Friday 4 Sept 12:00 

 

To say that the last few months have been turbulent would be an understatement. Indeed to say that the last few weeks in education have been turbulent would be underplaying things. 

Much has been written about the impact of the lockdown period on young people. For some, it will have been a safe and maybe enjoyable period. For others, it will have been challenging, traumatic even. Issues such as increased mental health concerns, increased loneliness and isolation, absence from education, challenging family relationships, and lack of safe space - including not being able to access school, college, and youth services - will have affected many young people. 

On Tuesday 2nd Sept, we welcomed Future Pathways (post-16 education) students to the House of Sport facility for face to face learning for the first time since March. The safety of students and staff remains our top priority. We’re therefore implementing a gradual phased return to face to face learning. Things are different, unusual even, but students still experience a high-quality learning experience in a friendly environment. 

The return of face to face learning is an important milestone in our recovery from COVID-19. Our online learning activities (group video conferences, digital resources etc) helped students continue their studies during lockdown and we’re pleased to report that student results were very good.

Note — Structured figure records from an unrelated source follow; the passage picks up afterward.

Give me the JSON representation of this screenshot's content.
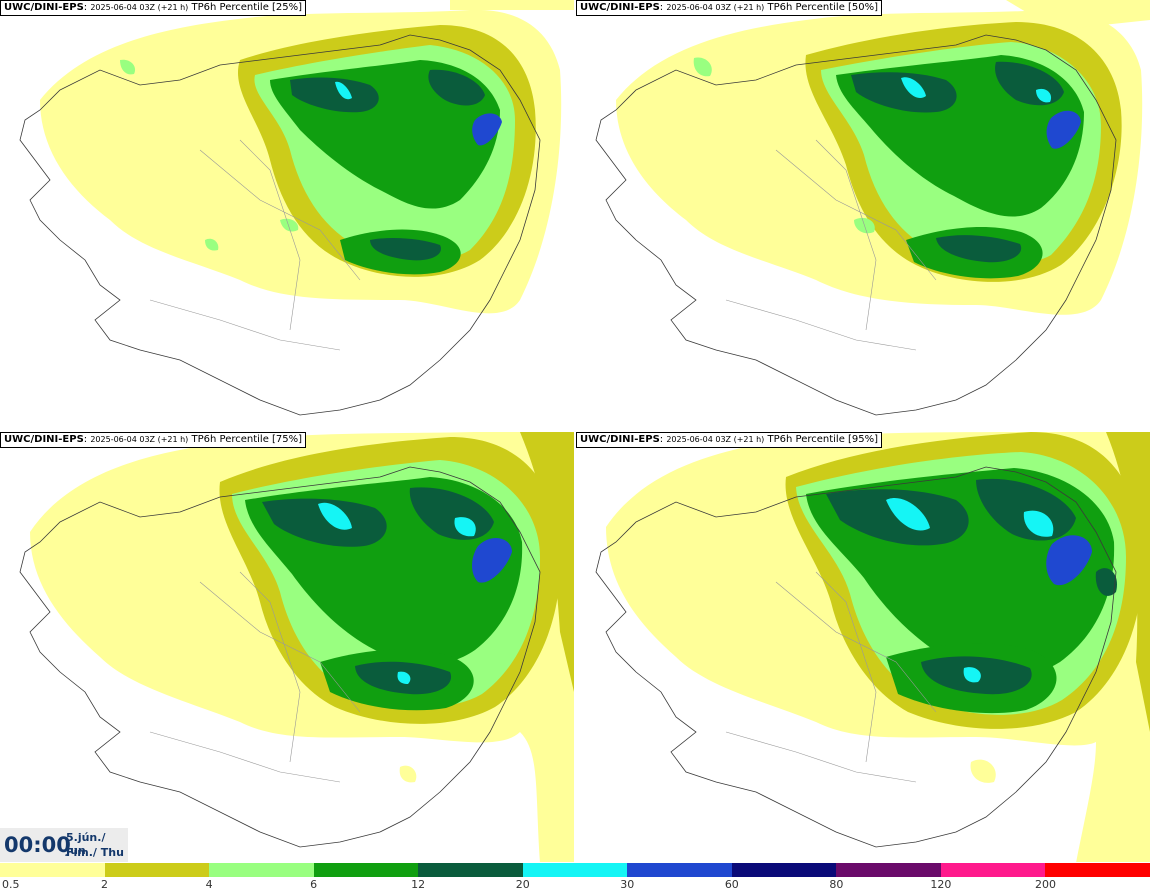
{
  "panels": [
    {
      "model": "UWC/DINI-EPS",
      "meta": "2025-06-04 03Z (+21 h)",
      "field": "TP6h Percentile [25%]"
    },
    {
      "model": "UWC/DINI-EPS",
      "meta": "2025-06-04 03Z (+21 h)",
      "field": "TP6h Percentile [50%]"
    },
    {
      "model": "UWC/DINI-EPS",
      "meta": "2025-06-04 03Z (+21 h)",
      "field": "TP6h Percentile [75%]"
    },
    {
      "model": "UWC/DINI-EPS",
      "meta": "2025-06-04 03Z (+21 h)",
      "field": "TP6h Percentile [95%]"
    }
  ],
  "valid_time": {
    "clock": "00:00",
    "line1": "5.jún./ Jun",
    "line2": "Fim./ Thu"
  },
  "legend": {
    "labels": [
      "0.5",
      "2",
      "4",
      "6",
      "12",
      "20",
      "30",
      "60",
      "80",
      "120",
      "200"
    ],
    "colors": [
      "#ffff99",
      "#cccc1a",
      "#99ff80",
      "#109f10",
      "#0a5c3c",
      "#15f5f5",
      "#1f48d0",
      "#0a0a78",
      "#6a0a6a",
      "#ff1a8c",
      "#ff0000"
    ]
  },
  "map_colors": {
    "land_line": "#3a3a3a",
    "border_line": "#999999"
  }
}
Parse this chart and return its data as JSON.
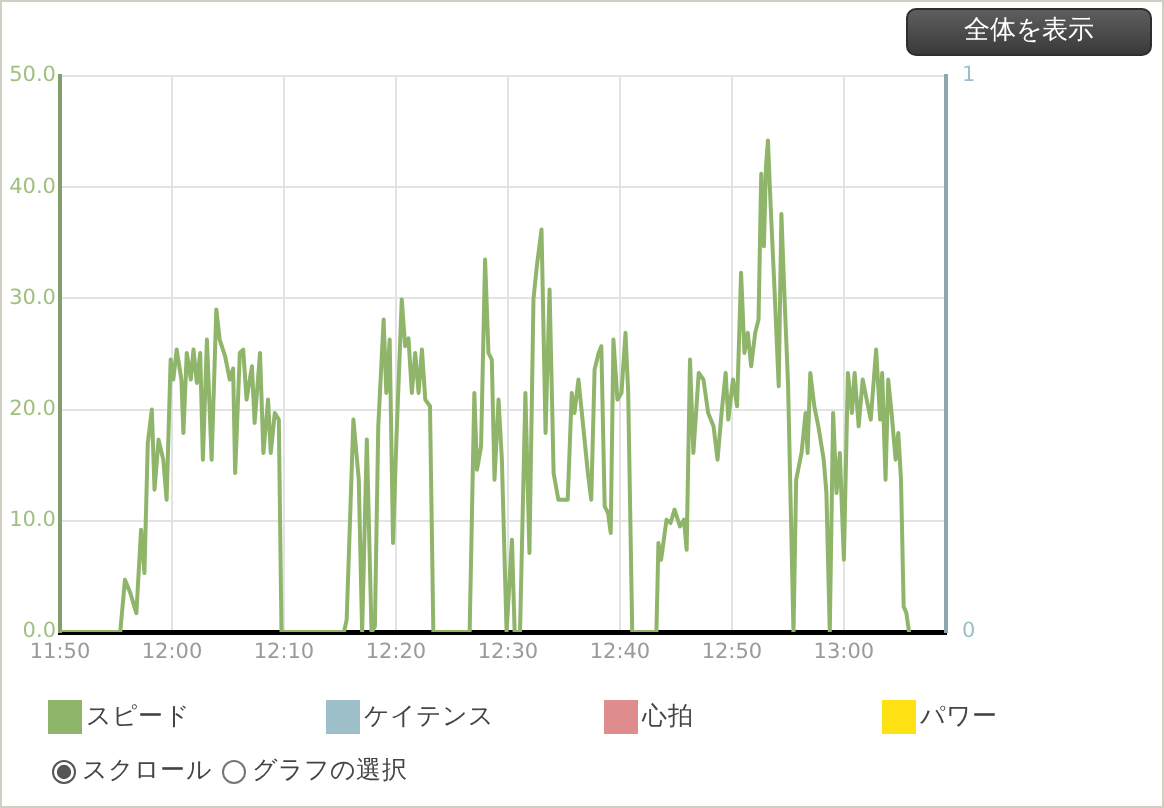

However, online learning cannot fully replicate the interaction between students and teachers. 

Our staff are used to supporting students through the ups and downs of life – the current situation will amplify those situations and we are yet to fully understand the impact on young people’s wellbeing. That’s why we’ve placed wellbeing at the heart of the Future Pathways programme (and our other programmes for that matter). 

Some of the practical steps we’re taking include encouraging students to share their lockdown experiences with one another, rebuild lost connections and make new friendships. We’re also offering wellbeing check-ins so that students have a safe space to talk, and increasing the additional opportunities for students to develop new skills and build resilience so they can look to the future with confidence. Of course, we’re also encouraging our staff to model positive behaviour – to self-care (eat well, take exercise, get adequate sleep), be grateful (focus on the positive, celebrate successes, give praise) and to talk openly about their feelings. 

As we reach the end of the first week of face to face learning, I’d like to acknowledge the resilience of our students and thank them for observing our safety measures, supporting one another and embracing the return of face to face learning. I’d also like to thank our staff for creating such a high quality and friendly environment for our learners.